Compressional waves velocity V P and water permeability K were measured during long-term experiments in a high-pressure vessel (in the range 11–75 MPa for confining pressures and 10–70 MPa for pore pressures). Experiments were carried out on fractured granite specimens prepared by a controlled heating treatment at 510°C, which generated thermal cracks. A distinct effective pressure law was derived from the measurements within specific [ P C ; P P ] ranges, for each of these properties. Data analysis emphasizes the differences in V P and K evolution during pressure cycles. V P shows a regular increase during effective pressure increase; but some ‘crack lips sticking’ is thought to be responsible for the hysteresis found during the first stages of effective pressure decrease.

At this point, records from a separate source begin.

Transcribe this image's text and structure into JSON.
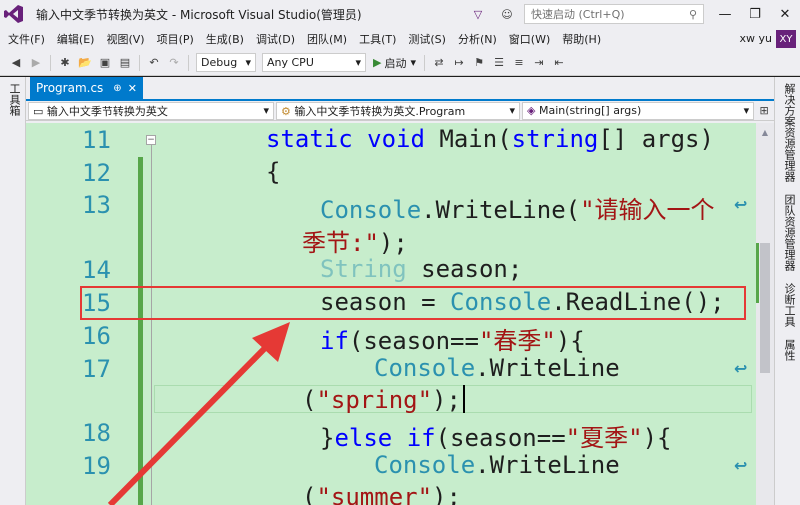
{
  "window": {
    "title": "输入中文季节转换为英文 - Microsoft Visual Studio(管理员)",
    "quick_launch_placeholder": "快速启动 (Ctrl+Q)",
    "minimize": "—",
    "restore": "❐",
    "close": "✕"
  },
  "menu": {
    "items": [
      "文件(F)",
      "编辑(E)",
      "视图(V)",
      "项目(P)",
      "生成(B)",
      "调试(D)",
      "团队(M)",
      "工具(T)",
      "测试(S)",
      "分析(N)",
      "窗口(W)",
      "帮助(H)"
    ],
    "user": "xw yu",
    "avatar": "XY"
  },
  "toolbar": {
    "config": "Debug",
    "platform": "Any CPU",
    "start": "启动"
  },
  "left_tool": "工具箱",
  "right_tools": [
    "解决方案资源管理器",
    "团队资源管理器",
    "诊断工具",
    "属性"
  ],
  "tab": {
    "label": "Program.cs",
    "pin": "⊕",
    "close": "✕"
  },
  "navbar": {
    "project": "输入中文季节转换为英文",
    "class": "输入中文季节转换为英文.Program",
    "member": "Main(string[] args)"
  },
  "editor": {
    "line_numbers": [
      "11",
      "12",
      "13",
      "14",
      "15",
      "16",
      "17",
      "18",
      "19"
    ],
    "code": {
      "l11_a": "static",
      "l11_b": "void",
      "l11_c": "Main(",
      "l11_d": "string",
      "l11_e": "[] args)",
      "l12": "{",
      "l13_a": "Console",
      "l13_b": ".WriteLine(",
      "l13_c": "\"请输入一个",
      "l13w_a": "季节:\"",
      "l13w_b": ");",
      "l14_a": "String",
      "l14_b": " season;",
      "l15_a": "season = ",
      "l15_b": "Console",
      "l15_c": ".ReadLine();",
      "l16_a": "if",
      "l16_b": "(season==",
      "l16_c": "\"春季\"",
      "l16_d": "){",
      "l17_a": "Console",
      "l17_b": ".WriteLine",
      "l17w_a": "(",
      "l17w_b": "\"spring\"",
      "l17w_c": ");",
      "l18_a": "}",
      "l18_b": "else",
      "l18_c": " ",
      "l18_d": "if",
      "l18_e": "(season==",
      "l18_f": "\"夏季\"",
      "l18_g": "){",
      "l19_a": "Console",
      "l19_b": ".WriteLine",
      "l19w_a": "(",
      "l19w_b": "\"summer\"",
      "l19w_c": ");"
    }
  },
  "colors": {
    "editor_bg": "#c7edcc",
    "accent": "#007acc",
    "keyword": "#0000ff",
    "type": "#2b91af",
    "string": "#a31515",
    "annotation": "#e53935"
  }
}
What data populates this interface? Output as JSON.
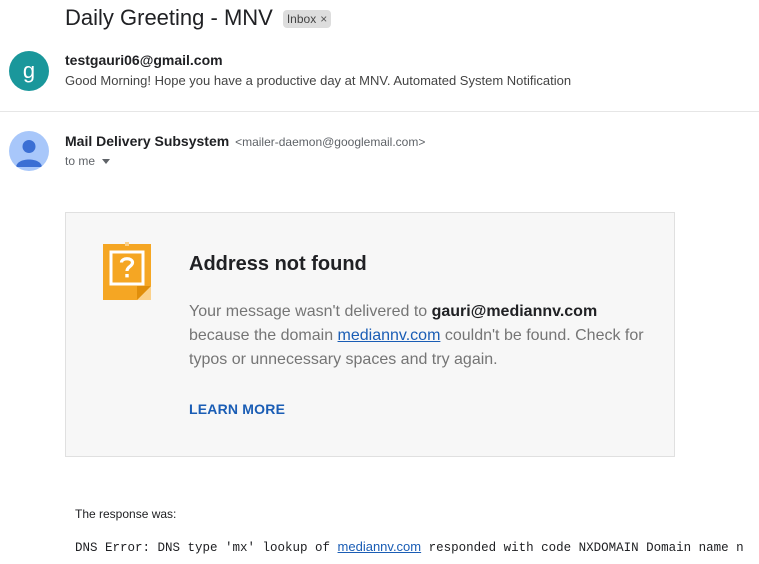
{
  "thread": {
    "subject": "Daily Greeting - MNV",
    "label": "Inbox",
    "label_remove": "×"
  },
  "message1": {
    "avatar_letter": "g",
    "sender": "testgauri06@gmail.com",
    "snippet": "Good Morning! Hope you have a productive day at MNV. Automated System Notification"
  },
  "message2": {
    "sender_name": "Mail Delivery Subsystem",
    "sender_email": "<mailer-daemon@googlemail.com>",
    "recipient": "to me"
  },
  "bounce": {
    "icon": "question-note-icon",
    "title": "Address not found",
    "body_1": "Your message wasn't delivered to ",
    "address": "gauri@mediannv.com",
    "body_2": " because the domain ",
    "domain": "mediannv.com",
    "body_3": " couldn't be found. Check for typos or unnecessary spaces and try again.",
    "learn_more": "LEARN MORE"
  },
  "response": {
    "label": "The response was:",
    "dns_prefix": "DNS Error: DNS type 'mx' lookup of ",
    "dns_domain": "mediannv.com",
    "dns_suffix": " responded with code NXDOMAIN Domain name n"
  },
  "colors": {
    "avatar_g": "#1a979b",
    "avatar_person": "#a8c7fa",
    "link": "#1a5db5",
    "note_icon": "#f5a623"
  }
}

K decreases exponentially with effective pressure increase, whereas during effective pressure decrease K values are systematically lower, which attest to irreversible changes in the connected crack network likely to be the result of irreversible crack closure of a subset of cracks. Such study of the simultaneous evolution of physical properties of the rocks as a function of the applied stresses is relevant for man-induced applications like radioactive waste disposal where perturbations of the environmental stresses may modify the rock structure, thus leading to changes in mechanical or transport properties of the host rock.